DENVER — Four Colorado teachers who have been charged with or convicted of sexual assault on a child have had their licenses suspended by the State Board of Education.
Christopher Adams-Wenger, a music teacher at Union Colony Prep School in Weld County, is charged with exchanging more than 40,000 sexually explicit text messages with a minor girl. According to school documents, it started as an inappropriate social friendship.
Brittany Von Stein from Basalt High School in Pitkin County is charged for what started as an inappropriate social friendship and promptly became sexual.
Richard Alan Davis, a teacher and track coach at Greeley West High School, is accused of, “poor professional boundaries and being touchy with female student athletes.”

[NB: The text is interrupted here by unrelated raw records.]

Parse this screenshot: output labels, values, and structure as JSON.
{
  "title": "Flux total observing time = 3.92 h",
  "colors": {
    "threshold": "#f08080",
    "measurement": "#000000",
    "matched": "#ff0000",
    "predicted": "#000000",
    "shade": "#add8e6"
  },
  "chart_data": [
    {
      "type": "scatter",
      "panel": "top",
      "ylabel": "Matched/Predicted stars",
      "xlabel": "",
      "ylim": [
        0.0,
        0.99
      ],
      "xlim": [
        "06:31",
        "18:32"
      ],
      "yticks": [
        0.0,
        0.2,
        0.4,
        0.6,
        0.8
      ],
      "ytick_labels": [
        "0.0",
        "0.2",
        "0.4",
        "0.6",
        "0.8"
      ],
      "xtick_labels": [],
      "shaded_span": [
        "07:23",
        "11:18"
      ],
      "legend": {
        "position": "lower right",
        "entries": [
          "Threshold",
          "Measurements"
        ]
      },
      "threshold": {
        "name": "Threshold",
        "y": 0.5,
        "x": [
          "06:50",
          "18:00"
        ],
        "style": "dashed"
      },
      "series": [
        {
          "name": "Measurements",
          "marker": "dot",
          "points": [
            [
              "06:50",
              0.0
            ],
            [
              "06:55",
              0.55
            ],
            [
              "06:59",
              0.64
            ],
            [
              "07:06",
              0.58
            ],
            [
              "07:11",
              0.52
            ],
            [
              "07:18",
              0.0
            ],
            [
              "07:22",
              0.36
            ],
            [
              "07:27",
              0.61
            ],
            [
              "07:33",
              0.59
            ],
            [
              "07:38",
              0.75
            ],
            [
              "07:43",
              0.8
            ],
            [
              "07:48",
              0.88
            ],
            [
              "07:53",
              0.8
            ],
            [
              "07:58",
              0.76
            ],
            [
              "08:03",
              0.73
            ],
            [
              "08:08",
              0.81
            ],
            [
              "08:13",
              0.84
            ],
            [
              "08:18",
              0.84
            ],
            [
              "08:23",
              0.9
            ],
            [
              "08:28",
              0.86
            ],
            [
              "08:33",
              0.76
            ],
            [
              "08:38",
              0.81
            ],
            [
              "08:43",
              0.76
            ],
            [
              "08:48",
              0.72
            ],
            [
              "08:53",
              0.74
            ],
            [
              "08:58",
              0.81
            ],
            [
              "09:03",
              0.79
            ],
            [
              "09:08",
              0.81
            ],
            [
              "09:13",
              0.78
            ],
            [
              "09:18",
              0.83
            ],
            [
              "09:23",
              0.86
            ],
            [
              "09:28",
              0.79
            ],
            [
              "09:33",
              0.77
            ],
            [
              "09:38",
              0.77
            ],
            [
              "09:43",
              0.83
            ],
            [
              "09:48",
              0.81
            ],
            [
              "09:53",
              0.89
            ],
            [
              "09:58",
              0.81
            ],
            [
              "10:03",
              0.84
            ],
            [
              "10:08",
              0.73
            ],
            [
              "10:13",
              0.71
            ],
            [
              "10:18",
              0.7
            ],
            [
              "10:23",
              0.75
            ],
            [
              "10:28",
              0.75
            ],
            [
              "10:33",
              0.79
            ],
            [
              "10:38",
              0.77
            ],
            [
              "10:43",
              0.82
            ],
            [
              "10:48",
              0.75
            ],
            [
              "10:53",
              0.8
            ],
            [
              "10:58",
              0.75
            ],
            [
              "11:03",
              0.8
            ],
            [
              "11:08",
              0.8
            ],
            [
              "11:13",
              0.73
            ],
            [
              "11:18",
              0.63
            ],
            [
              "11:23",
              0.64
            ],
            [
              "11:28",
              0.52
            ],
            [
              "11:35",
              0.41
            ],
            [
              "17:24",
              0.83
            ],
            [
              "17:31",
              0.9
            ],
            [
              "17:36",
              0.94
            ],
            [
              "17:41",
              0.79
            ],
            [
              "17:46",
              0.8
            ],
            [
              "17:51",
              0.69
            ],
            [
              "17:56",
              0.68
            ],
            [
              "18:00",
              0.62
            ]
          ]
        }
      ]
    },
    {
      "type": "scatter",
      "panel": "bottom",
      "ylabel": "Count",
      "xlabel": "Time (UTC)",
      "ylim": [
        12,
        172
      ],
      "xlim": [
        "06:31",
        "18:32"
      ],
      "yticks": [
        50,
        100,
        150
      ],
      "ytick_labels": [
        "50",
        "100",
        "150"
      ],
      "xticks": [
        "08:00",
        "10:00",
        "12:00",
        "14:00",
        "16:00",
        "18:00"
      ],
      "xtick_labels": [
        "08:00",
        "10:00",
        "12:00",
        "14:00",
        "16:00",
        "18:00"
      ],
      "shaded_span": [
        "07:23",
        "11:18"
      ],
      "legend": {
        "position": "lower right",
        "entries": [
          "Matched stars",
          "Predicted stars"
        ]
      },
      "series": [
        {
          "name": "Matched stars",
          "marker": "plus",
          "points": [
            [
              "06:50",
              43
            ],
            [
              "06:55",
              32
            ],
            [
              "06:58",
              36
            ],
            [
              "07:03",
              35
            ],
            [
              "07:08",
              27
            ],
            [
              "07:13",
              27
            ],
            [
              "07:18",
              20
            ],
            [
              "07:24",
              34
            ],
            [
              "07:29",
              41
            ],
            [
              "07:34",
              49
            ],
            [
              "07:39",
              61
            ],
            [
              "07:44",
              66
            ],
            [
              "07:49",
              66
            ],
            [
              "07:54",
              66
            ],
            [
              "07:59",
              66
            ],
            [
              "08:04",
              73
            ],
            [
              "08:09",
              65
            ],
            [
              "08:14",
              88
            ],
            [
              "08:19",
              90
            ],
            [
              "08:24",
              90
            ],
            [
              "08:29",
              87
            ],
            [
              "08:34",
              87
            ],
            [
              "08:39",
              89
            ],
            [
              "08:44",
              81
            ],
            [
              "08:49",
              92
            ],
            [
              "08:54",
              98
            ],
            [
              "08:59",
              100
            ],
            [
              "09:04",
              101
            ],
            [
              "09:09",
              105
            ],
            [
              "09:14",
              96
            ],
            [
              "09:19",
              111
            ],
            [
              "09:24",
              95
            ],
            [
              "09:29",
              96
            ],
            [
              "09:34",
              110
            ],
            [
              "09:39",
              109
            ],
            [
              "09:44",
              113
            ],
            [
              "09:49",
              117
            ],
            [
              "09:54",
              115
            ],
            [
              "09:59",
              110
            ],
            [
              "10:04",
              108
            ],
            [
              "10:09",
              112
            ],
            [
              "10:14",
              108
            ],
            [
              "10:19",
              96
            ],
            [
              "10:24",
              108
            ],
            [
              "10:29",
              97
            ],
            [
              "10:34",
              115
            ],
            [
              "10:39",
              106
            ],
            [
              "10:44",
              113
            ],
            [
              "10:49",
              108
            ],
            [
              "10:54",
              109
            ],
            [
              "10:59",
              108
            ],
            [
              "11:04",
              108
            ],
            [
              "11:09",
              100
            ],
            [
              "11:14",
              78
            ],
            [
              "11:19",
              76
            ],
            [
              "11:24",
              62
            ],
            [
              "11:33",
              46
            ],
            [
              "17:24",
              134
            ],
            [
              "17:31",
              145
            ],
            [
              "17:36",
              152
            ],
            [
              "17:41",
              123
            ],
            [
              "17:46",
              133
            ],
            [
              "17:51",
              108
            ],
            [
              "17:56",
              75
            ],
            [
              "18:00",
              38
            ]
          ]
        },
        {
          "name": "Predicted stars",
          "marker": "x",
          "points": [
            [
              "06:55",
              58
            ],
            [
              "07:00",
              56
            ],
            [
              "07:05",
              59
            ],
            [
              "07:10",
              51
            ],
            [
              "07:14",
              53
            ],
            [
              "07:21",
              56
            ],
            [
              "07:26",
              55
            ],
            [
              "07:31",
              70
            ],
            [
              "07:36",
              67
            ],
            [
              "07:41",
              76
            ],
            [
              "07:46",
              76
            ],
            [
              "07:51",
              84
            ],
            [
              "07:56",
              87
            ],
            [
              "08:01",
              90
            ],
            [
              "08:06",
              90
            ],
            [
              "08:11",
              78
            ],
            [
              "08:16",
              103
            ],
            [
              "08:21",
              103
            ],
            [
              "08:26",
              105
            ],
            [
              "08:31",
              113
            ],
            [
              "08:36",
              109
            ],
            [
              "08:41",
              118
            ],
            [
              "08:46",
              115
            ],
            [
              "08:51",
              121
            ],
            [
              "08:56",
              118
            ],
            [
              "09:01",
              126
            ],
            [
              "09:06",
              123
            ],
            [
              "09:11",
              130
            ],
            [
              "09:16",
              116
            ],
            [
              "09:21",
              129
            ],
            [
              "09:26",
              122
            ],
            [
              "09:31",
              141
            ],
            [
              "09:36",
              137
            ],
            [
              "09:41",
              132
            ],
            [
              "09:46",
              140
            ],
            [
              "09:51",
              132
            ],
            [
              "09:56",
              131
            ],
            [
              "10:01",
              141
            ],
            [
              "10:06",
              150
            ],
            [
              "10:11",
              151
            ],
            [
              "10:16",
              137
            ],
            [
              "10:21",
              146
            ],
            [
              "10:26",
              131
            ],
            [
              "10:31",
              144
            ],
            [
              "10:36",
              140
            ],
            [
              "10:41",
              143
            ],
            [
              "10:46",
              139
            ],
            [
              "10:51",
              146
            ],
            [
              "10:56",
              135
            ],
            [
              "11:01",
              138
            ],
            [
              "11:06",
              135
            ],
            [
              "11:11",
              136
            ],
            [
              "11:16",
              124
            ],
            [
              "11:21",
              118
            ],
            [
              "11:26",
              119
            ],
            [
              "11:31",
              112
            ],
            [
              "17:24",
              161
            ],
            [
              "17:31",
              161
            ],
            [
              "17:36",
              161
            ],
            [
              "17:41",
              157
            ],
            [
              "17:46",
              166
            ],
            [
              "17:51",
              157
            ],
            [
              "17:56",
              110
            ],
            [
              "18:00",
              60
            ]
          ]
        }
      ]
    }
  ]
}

Sarah Elise Porter, a teacher and track coach at Arapahoe High School in the south metro area, “grabbed a student’s genitals and threatened she would do something if he did not cooperate.” Porter was recently sentenced to 10 years of sex offenders intensive probation and 90 days in jail.
The FOX31 Problem Solvers spoke with Colleen O’Neil with the State Department of Education. She says the incidents are “flagrantly against the better judgement of themselves and the needs for the kids.”
The criminal charges all include “sex assault against a child” by a “person of trust.”
“They actually take the place of parents when they come into schools. And so those are people in a position of trust,” O’Neil said.
Susie Roman is with the “Blue Bench,” a Denver-based organization which aims to “eliminate sexual assault and diminish the impact it has on individuals, their loved ones and our community through comprehensive issue advocacy, prevention and care.”
Roman says the “person of trust” charge is extremely important.
“What’s happening is sexual violence. It’s not consensual sex,” Roman said.
Roman explains as a “parent figure” in the classroom, the teacher is responsible for the care, safety and well-being of the child — a position of trust.
“So they can’t enter into a sexual relationship with someone where they have some sort of power over that young person’s life and their safety and well-being,” Roman said.
Everyone the Problem Solvers spoke to says sex assaults on students by teachers is an ongoing problem. To have four teachers’ licenses suspended in just one board meeting some say seems egregious but nonetheless everyone agrees on one thing: no matter the circumstances, it’s never the student’s fault.
“It’s never the young person’s fault if that person in a position of trust chooses to do that,” Roman said.